Cohen got into clowning when he quit his job at the San Francisco Stock Exchange at the age of 27, packed his suitcase with some juggling equipment and flew to France. While visiting friends in Annecy, an Alpine town not too far from Switzerland, a few friends convinced him to try a street performance in town.

 

“I was not a very good juggler. I had no performance experience. But I had fun,” said Cohen.

 

Moshe Cohen performs in clown character on the rooftop of his residence in San Francisco on Oct. 27, 2021. Cohen currently serves on the board of directors of Clowns Without Borders and performs in children’s hospitals and elderly homes for the organization Medical Clowns. (Saskia Hatvany / Xpress Magazine)

 

That fun was what led him to pursue his career in clowning. Still, after a long successful career, he said that he often feels misjudged when he tells people what he does for a living. Cohen even set up a google alert for the word “clown,” which he said mostly comes up with references to the 1980s rap group Insane Clown Posse, sports articles that use the word as an insult and evil clowns, but said he rarely ever gets an alert for theater performances.
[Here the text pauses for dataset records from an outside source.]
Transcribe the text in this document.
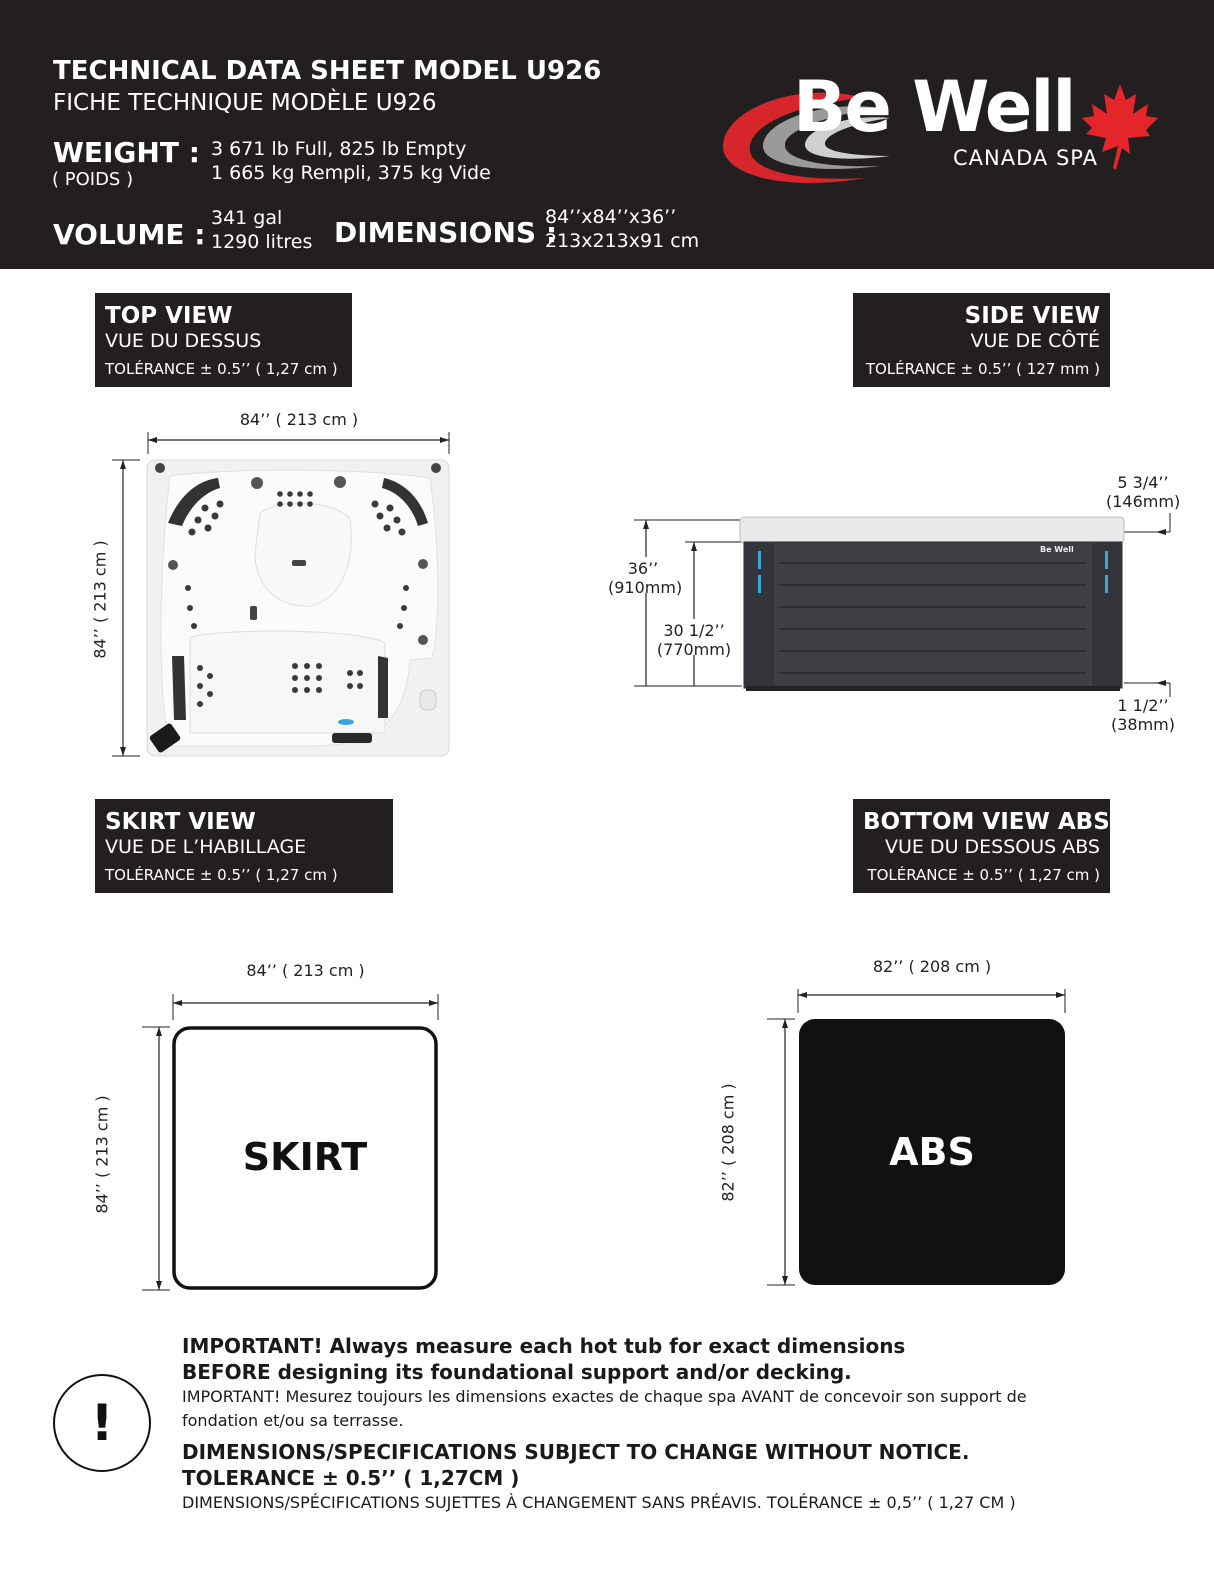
TECHNICAL DATA SHEET MODEL U926
FICHE TECHNIQUE MODÈLE U926
WEIGHT :
( POIDS )
3 671 lb Full, 825 lb Empty
1 665 kg Rempli, 375 kg Vide
VOLUME : 341 gal
1290 litres DIMENSIONS :
84’’x84’’x36’’
213x213x91 cm
Be Well
CANADA SPA
TOP VIEW
VUE DU DESSUS
TOLÉRANCE ± 0.5’’ ( 1,27 cm )
SIDE VIEW
VUE DE CÔTÉ
TOLÉRANCE ± 0.5’’ ( 127 mm )
84’’ ( 213 cm )
84’’ ( 213 cm )	36’’
(910mm)
30 1/2’’
(770mm)
5 3/4’’
(146mm)
1 1/2’’
(38mm)
Be Well
SKIRT VIEW
VUE DE L’HABILLAGE
TOLÉRANCE ± 0.5’’ ( 1,27 cm )
BOTTOM VIEW ABS
VUE DU DESSOUS ABS
TOLÉRANCE ± 0.5’’ ( 1,27 cm )
84’’ ( 213 cm )
84’’ ( 213 cm )	SKIRT
82’’ ( 208 cm )
82’’ ( 208 cm )	ABS
!
IMPORTANT! Always measure each hot tub for exact dimensions
BEFORE designing its foundational support and/or decking.
IMPORTANT! Mesurez toujours les dimensions exactes de chaque spa AVANT de concevoir son support de fondation et/ou sa terrasse.
DIMENSIONS/SPECIFICATIONS SUBJECT TO CHANGE WITHOUT NOTICE.
TOLERANCE ± 0.5’’ ( 1,27CM )
DIMENSIONS/SPÉCIFICATIONS SUJETTES À CHANGEMENT SANS PRÉAVIS. TOLÉRANCE ± 0,5’’ ( 1,27 CM )
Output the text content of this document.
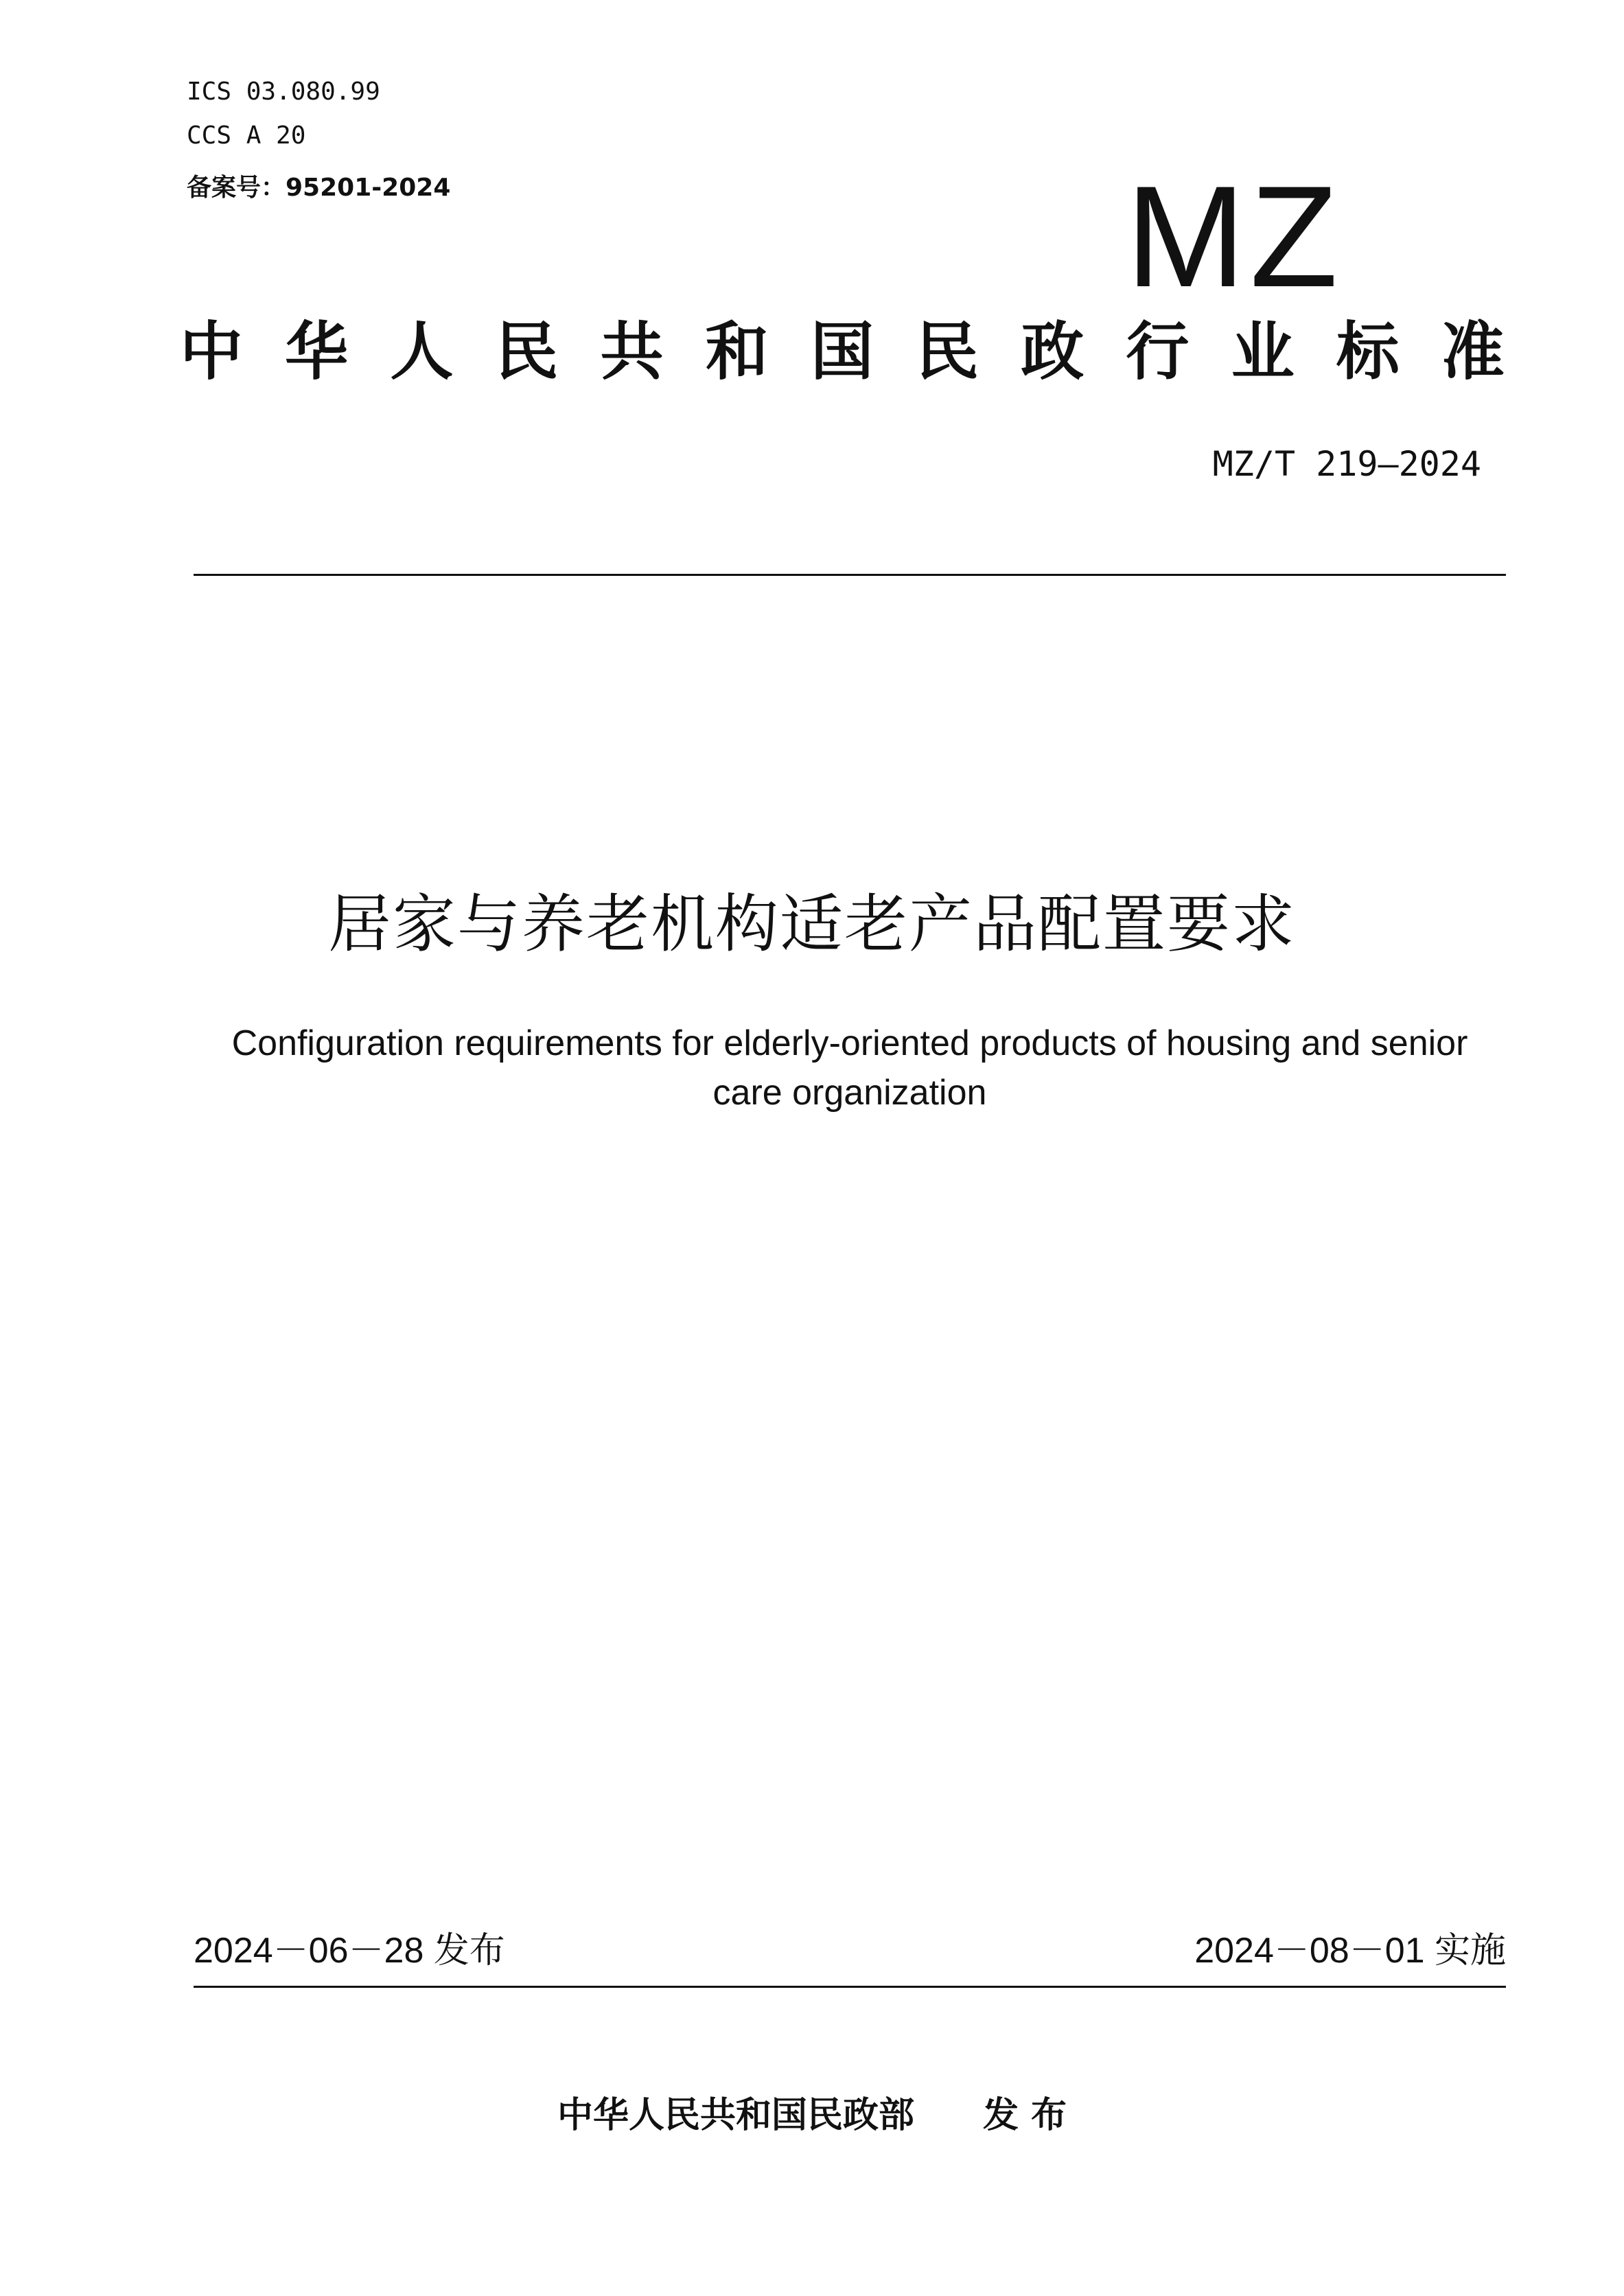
ICS 03.080.99
CCS A 20
备案号：95201-2024	MZ
中 华 人 民 共 和 国 民 政 行 业 标 准
MZ/T 219—2024
居家与养老机构适老产品配置要求
Configuration requirements for elderly-oriented products of housing and senior care organization
2024－06－28 发布	2024－08－01 实施
中华人民共和国民政部 发 布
He believes that the commercialization and lack of cultural preservation of the craft have led to an overall lack of understanding and respect for clowning, particularly in the United States, where the cliché American clown character is often portrayed as white-faced, ghastly and evil in most clown-themed Hollywood movies made after the 1980s. 

 

But this caricature is a far cry from the nuanced performances of Emmett Kelly in the 1930s, who helped popularize clowning through his character “Weary Willy,” based on the hobos of the Great Depression. The clowns of the early 20th century United States were the epitome of entertainment and performance art, and yet, in the 21st century, they have almost become synonymous with horror. 

 

But the worldwide clown scene is far more nuanced than the stereotype lets on. From those who are using the craft as a means of self-exploration to those who simply want to bring joy to others through a meaningful art form, clowning is a highly personal endeavor. Lewis believes that she is part of a growing movement of people who are discovering clowning as a means for personal growth, and she’s not stopping anytime soon.